Il ministro non ha incarichi differenti da quello istituzionale e ha anche sospeso le collaborazioni a titolo gratuito che aveva in alcune università. Possiede 213mila euro in partecipazioni societarie, 100mila euro in titoli di stato italiani, circa 200mila euro in fondi comuni di investimento e altrettanti in gestioni di portafogli di investimento.

Moavero è proprietario di una casa di 11 vani a Roma e di due appartamenti di famiglia a Bruxelles; comproprietario con la sorella di un appartamento a Roma, uno all’Argentario e di un rustico con giardino a Cavenago d’Adda, in provincia di Lodi.
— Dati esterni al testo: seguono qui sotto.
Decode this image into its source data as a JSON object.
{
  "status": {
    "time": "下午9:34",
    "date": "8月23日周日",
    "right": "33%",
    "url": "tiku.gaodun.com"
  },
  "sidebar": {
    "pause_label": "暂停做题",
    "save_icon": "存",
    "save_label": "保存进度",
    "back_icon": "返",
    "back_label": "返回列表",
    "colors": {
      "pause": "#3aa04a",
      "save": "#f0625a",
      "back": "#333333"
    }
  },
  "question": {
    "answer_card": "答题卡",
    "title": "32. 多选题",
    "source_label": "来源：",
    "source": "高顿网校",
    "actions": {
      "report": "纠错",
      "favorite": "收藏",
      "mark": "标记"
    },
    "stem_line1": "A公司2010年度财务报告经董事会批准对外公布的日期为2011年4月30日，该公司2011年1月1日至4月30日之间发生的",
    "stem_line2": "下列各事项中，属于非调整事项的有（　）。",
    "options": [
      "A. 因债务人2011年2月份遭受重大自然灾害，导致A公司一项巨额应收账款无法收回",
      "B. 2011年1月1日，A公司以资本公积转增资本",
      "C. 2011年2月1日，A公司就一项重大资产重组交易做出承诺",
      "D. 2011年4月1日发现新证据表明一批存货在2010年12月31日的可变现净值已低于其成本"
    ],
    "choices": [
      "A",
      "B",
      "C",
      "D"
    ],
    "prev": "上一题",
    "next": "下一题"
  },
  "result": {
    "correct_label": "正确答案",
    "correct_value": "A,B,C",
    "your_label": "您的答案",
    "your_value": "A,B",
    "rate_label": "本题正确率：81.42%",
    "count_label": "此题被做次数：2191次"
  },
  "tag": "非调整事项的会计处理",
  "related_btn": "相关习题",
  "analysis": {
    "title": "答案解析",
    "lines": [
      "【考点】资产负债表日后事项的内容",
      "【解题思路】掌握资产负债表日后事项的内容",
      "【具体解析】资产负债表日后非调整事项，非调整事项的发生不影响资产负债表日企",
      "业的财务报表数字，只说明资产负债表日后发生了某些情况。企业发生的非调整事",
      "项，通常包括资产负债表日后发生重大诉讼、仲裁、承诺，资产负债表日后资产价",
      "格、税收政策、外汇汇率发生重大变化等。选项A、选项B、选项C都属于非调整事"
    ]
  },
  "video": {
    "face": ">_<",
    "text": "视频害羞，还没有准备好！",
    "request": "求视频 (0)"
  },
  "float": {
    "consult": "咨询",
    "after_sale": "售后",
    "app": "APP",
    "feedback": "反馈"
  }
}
Possiede anche una Lancia Y del 2001.

Mario Catania (Agricoltura)

Il ministro delle Politiche agricole Mario Catania (posizione patrimoniale e reddituale) è passato dai 280.600 euro lordi che percepiva nel 2011 a una previsione per il 2012 di 211.047,46 euro. Possiede un appartamento a Roma, di circa 120 mq e il 50% di una monofamiliare a Manciano (Gr).

Nel suo parco auto una Volkswagen Golf 1600 cc. del 2004. Non possiede - precisa - barche né aeromobili. Non ha quote ne azioni societarie, patrimoni destinati a uno specifico affare, obbligazioni, gestioni patrimoniali, gestioni di portafogli di investimento. Sui suoi conti correnti 450mila euro investiti in titoli di Stato.

Elsa Fornero (Welfare e Lavoro)

Nel pomeriggio arriva anche la dichiarazione del ministro del Welfare Elsa Fornero (posizione patrimoniale e reddituale). Il ministo ha percepito nel 2010 un reddito di 402.138 euro, su cui ha pagato 166.089 euro di Irpef.

Guadagnerà quest'anno 199.778,13 euro, pari a 8.636,63 euro al mese, a cui si aggiunge una diaria mensile di 129,68 euro e una giornaliera di 224,895 euro pagabile fino ad un massimo di 15 giorni di permanenza a Roma. La Fornero non percepisce altri redditi né ha aerei, imbarcazioni, cavalli di proprietà o a disposizione. Possiede una Toyota Aygo, immatricolata l'anno scorso.

Lorenzo Ornaghi (Beni culturali)

Il ministro dei Beni culturali Lorenzo Ornaghi (posizione patrimoniale e reddituale) non ha indicato quanto percepito nel 2010 da professore ordinario all'Università Cattolica di Milano, incarico dal quale si è messo in aspettativa. Da ministro guadagnerà 194.813,04 euro lordi l’anno.

Possiede tre appartamenti: uno di 90 mq con box a Villasanta (Monza), uno di 60 mq (in comproprietà al 50%) a Porto Valtravaglia sul lago Maggiore, un altro di 115 mq con box a Concorezzo.